Le dérapage vers l’extrême droite de l’extrême-centre macroniste est de moins en moins contrôlé, mais il n’est pas une anomalie, ni une surprise. Gardons en tête que pour préserver leur domination, remise en cause par la multiplication des résistances (révolte des Gilets jaunes, manifestations massives contre la réforme inique des retraites, révoltes urbaines, mobilisations régulières dans de nombreux secteurs de la société…), les forces du capital peuvent choisir le pire sur le plan politique.
Sans qu’il y ait de fatalité à ce que le pire l’emporte. Si le fascisme peut être dans l’histoire la limite extrême de l’état capitaliste, ou l’évolution de la démocratie libérale en temps de crise comme l’observait Brecht en son temps, cela n’est jamais écrit d’avance. La victoire ou la défaite de l’extrême droite dépend aussi, aujourd’hui comme par le passé, « de conjonctures particulières déterminées par l’issue des luttes de classes ». https://www.contretemps.eu/poulantzas-fascisme-autoritarisme-neoliberalisme-extreme-droite/ Quel que soit le vocabulaire utilisé pour la décrire, cette lutte des classes, multiforme, traverse notre pays.

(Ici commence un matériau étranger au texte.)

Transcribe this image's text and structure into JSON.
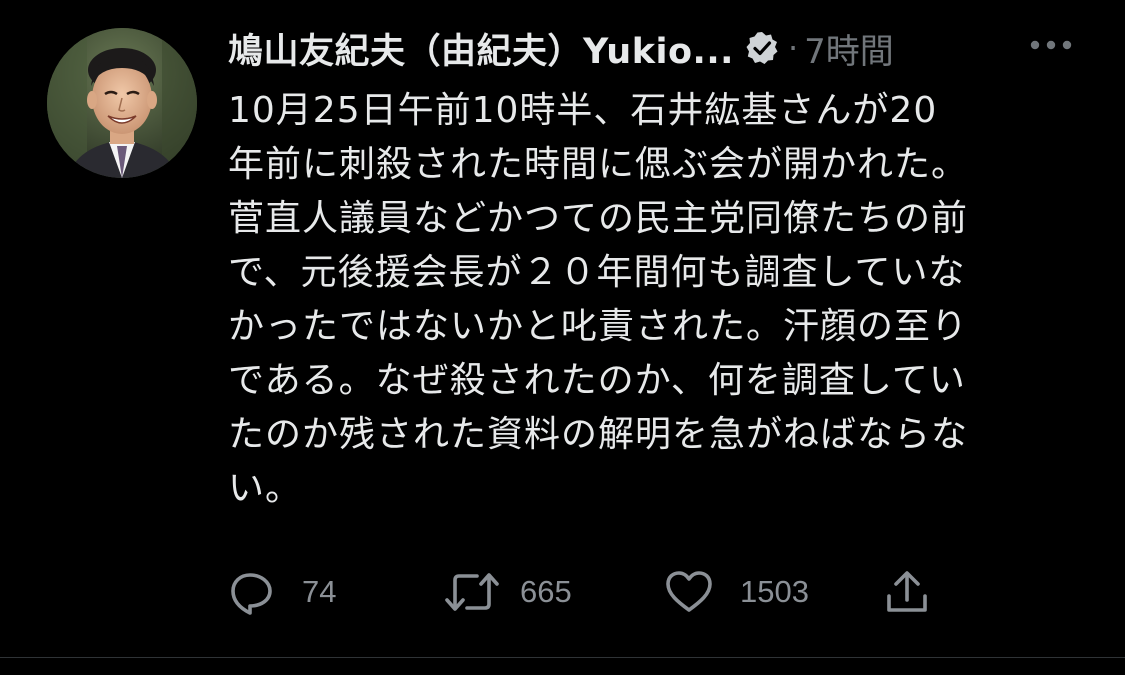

Elle est un des espaces de la lutte contre l’extrême droite.
Célébrer les antifascistes d’hier tout en s’accommodant de l’extrême-droite d’aujourd’hui relève de l’inconscience. Et il y a quelque cynisme à saluer la Résistance immigrée quand, en même temps, on attaque les conquêtes sociales préfigurées par le CNR et que l’on jette l’opprobre sur les travailleurs étrangers.
Commémorer la Résistance est essentiel pour le consolider la mémoire collective de la République. Mais cela ne suffit pas à combattre le fascisme contre lequel les Résistants se sont levés. Il faut faire vivre, au présent, les principes et les idéaux qui animaient ces Résistants. Face aux entreprises de division qui visent à briser la résistance populaire à la dérive fascisante du néolibéralisme, il faut choisir son camp. Nous avons choisi le nôtre, c’est celui de l’Union populaire.